Piccola dritta per i fanatici del medioevo, di passaggio nella Francia centro-occidentale dal 16 settembre 2011 al 12 gennaio 2012: Il Museo Santa Croce di Poitiers, che ospiterà una grande mostra destinata a svelare i differenti aspetti della cultura dei cosiddetti "secoli bui" (che tanto bui forse non erano).

Un viaggio nell'epoca appena successiva all'anno mille, realizzato grazie alla collaborazione di sei siti della regione Poitou-Charentes che hanno messo a disposizione le loro collezioni permanenti. L'evento permetterà di osservare nello stesso luogo, gran parte del patrimonio del medioevo aquitano e dei pezzi normalmente inaccessibili "rispolverati" per l'occasione.

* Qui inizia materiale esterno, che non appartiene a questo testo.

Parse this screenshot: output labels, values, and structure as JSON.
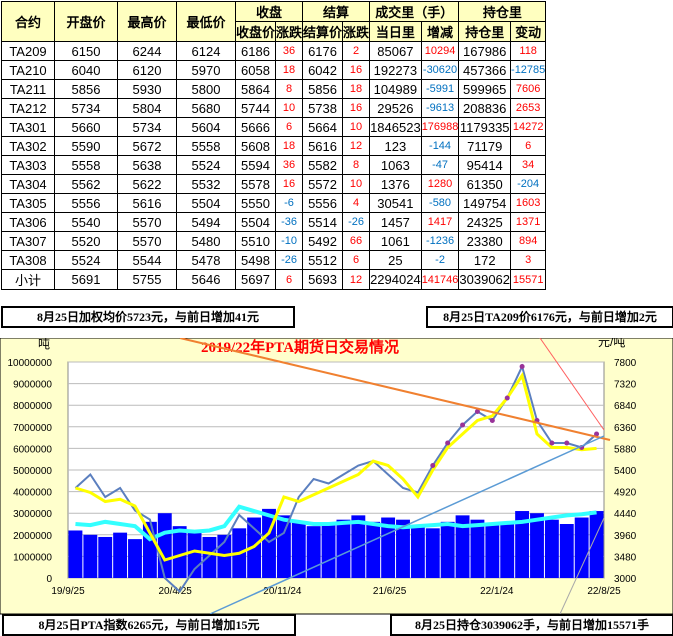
{
  "table": {
    "group_headers": [
      "收盘",
      "结算",
      "成交里（手）",
      "持仓里"
    ],
    "headers": [
      "合约",
      "开盘价",
      "最高价",
      "最低价",
      "收盘价",
      "涨跌",
      "结算价",
      "涨跌",
      "当日里",
      "增减",
      "持仓里",
      "变动"
    ],
    "rows": [
      [
        "TA209",
        "6150",
        "6244",
        "6124",
        "6186",
        "36",
        "6176",
        "2",
        "85067",
        "10294",
        "167986",
        "118"
      ],
      [
        "TA210",
        "6040",
        "6120",
        "5970",
        "6058",
        "18",
        "6042",
        "16",
        "192273",
        "-30620",
        "457366",
        "-12785"
      ],
      [
        "TA211",
        "5856",
        "5930",
        "5800",
        "5864",
        "8",
        "5856",
        "18",
        "104989",
        "-5991",
        "599965",
        "7606"
      ],
      [
        "TA212",
        "5734",
        "5804",
        "5680",
        "5744",
        "10",
        "5738",
        "16",
        "29526",
        "-9613",
        "208836",
        "2653"
      ],
      [
        "TA301",
        "5660",
        "5734",
        "5604",
        "5666",
        "6",
        "5664",
        "10",
        "1846523",
        "176988",
        "1179335",
        "14272"
      ],
      [
        "TA302",
        "5590",
        "5672",
        "5558",
        "5608",
        "18",
        "5616",
        "12",
        "123",
        "-144",
        "71179",
        "6"
      ],
      [
        "TA303",
        "5558",
        "5638",
        "5524",
        "5594",
        "36",
        "5582",
        "8",
        "1063",
        "-47",
        "95414",
        "34"
      ],
      [
        "TA304",
        "5562",
        "5622",
        "5532",
        "5578",
        "16",
        "5572",
        "10",
        "1376",
        "1280",
        "61350",
        "-204"
      ],
      [
        "TA305",
        "5556",
        "5616",
        "5504",
        "5550",
        "-6",
        "5556",
        "4",
        "30541",
        "-580",
        "149754",
        "1603"
      ],
      [
        "TA306",
        "5540",
        "5570",
        "5494",
        "5504",
        "-36",
        "5514",
        "-26",
        "1457",
        "1417",
        "24325",
        "1371"
      ],
      [
        "TA307",
        "5520",
        "5570",
        "5480",
        "5510",
        "-10",
        "5492",
        "66",
        "1061",
        "-1236",
        "23380",
        "894"
      ],
      [
        "TA308",
        "5524",
        "5544",
        "5478",
        "5498",
        "-26",
        "5512",
        "6",
        "25",
        "-2",
        "172",
        "3"
      ],
      [
        "小计",
        "5691",
        "5755",
        "5646",
        "5697",
        "6",
        "5693",
        "12",
        "2294024",
        "141746",
        "3039062",
        "15571"
      ]
    ]
  },
  "labels": {
    "top_left": "8月25日加权均价5723元，与前日增加41元",
    "top_right": "8月25日TA209价6176元，与前日增加2元",
    "bottom_left": "8月25日PTA指数6265元，与前日增加15元",
    "bottom_right": "8月25日持仓3039062手，与前日增加15571手"
  },
  "chart_data": {
    "type": "bar+line",
    "title": "2019/22年PTA期货日交易情况",
    "ylabel_left": "吨",
    "ylabel_right": "元/吨",
    "ylim_left": [
      0,
      10000000
    ],
    "ylim_right": [
      3000,
      7800
    ],
    "yticks_left": [
      "0",
      "1000000",
      "2000000",
      "3000000",
      "4000000",
      "5000000",
      "6000000",
      "7000000",
      "8000000",
      "9000000",
      "10000000"
    ],
    "yticks_right": [
      "3000",
      "3480",
      "3960",
      "4440",
      "4920",
      "5400",
      "5880",
      "6360",
      "6840",
      "7320",
      "7800"
    ],
    "xticks": [
      "19/9/25",
      "20/4/25",
      "20/11/24",
      "21/6/25",
      "22/1/24",
      "22/8/25"
    ],
    "grid": "horizontal",
    "colors": {
      "volume": "#0000ff",
      "open_interest": "#33ffff",
      "price": "#ffff00",
      "price2": "#5b7fbf",
      "dots": "#993399",
      "bg": "#ffffcc"
    },
    "volume_monthly": [
      2200000,
      2000000,
      1900000,
      2100000,
      1800000,
      2600000,
      3000000,
      2400000,
      2100000,
      1900000,
      2000000,
      2300000,
      2800000,
      3200000,
      2900000,
      2600000,
      2400000,
      2500000,
      2700000,
      2900000,
      2600000,
      2800000,
      2700000,
      2400000,
      2300000,
      2600000,
      2900000,
      2700000,
      2500000,
      2600000,
      3100000,
      3000000,
      2700000,
      2500000,
      2800000,
      3100000
    ],
    "open_interest_monthly": [
      2500000,
      2450000,
      2600000,
      2500000,
      2400000,
      1800000,
      2100000,
      2200000,
      2150000,
      2200000,
      2400000,
      3300000,
      3100000,
      2900000,
      2700000,
      2600000,
      2500000,
      2500000,
      2550000,
      2600000,
      2500000,
      2400000,
      2350000,
      2400000,
      2450000,
      2500000,
      2400000,
      2450000,
      2500000,
      2550000,
      2600000,
      2700000,
      2800000,
      2900000,
      2950000,
      3040000
    ],
    "price_monthly": [
      5000,
      4900,
      4700,
      4750,
      4600,
      4000,
      3400,
      3500,
      3600,
      3550,
      3500,
      3550,
      3700,
      4000,
      4800,
      4700,
      4850,
      5000,
      5150,
      5300,
      5600,
      5500,
      5200,
      4800,
      5400,
      5900,
      6200,
      6500,
      6600,
      7000,
      7500,
      6200,
      5900,
      5900,
      5850,
      5880
    ],
    "price2_monthly": [
      5000,
      5300,
      4800,
      5000,
      4500,
      4300,
      3000,
      2700,
      3200,
      3500,
      3800,
      4400,
      4100,
      3800,
      4000,
      4800,
      5200,
      5100,
      5300,
      5500,
      5600,
      5300,
      5000,
      4900,
      5500,
      6000,
      6400,
      6700,
      6500,
      7000,
      7700,
      6500,
      6000,
      6000,
      5900,
      6200
    ]
  }
}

Numerose le sculture, dall'aspetto a volte monumentale, che testimoniano l'immensa ricchezza artistica del circondario, e ricordano anche gli edifici che non sono sopravvissuti al passare del tempo. Da non perdere i decori dell' abbazia di Nanteuil-en-Vallée (freschi freschi di restauro), ma anche gli smalti, gli oggetti in vetro e i 2.500 denari del Tesoro di Chanteloup, che è stato oggetto del programma di ricerca del CNRS (Centro di studi sui materiali archeologici Ernest Babelon di Orléans) e svela alcuni aspetti del commercio durante il periodo feudale.

bassorilievo di capitello
vaso in vetro
bassorilievo di capitello
busto su capitello
oggetto di caccia
bassorilievo religioso

L'intera esposizione è al tempo stesso una vetrina delle bellezze regionali, un omaggio ai 150 anni di ricerca della Società occidentale degli antichisti, il punto della situazione sulla stato attuale delle attività di conservazione e la dimostrazione che anche diverse istituzioni possono unirsi in un intento comune.

Lo spazio pedagogico convincerà anche gli "scettici con prole" (non troppo molesta), le famiglie e scolaresche grazie ai suoi laboratori di tecnica scultorea e (udite udite) pettinature, medioevali naturalmente.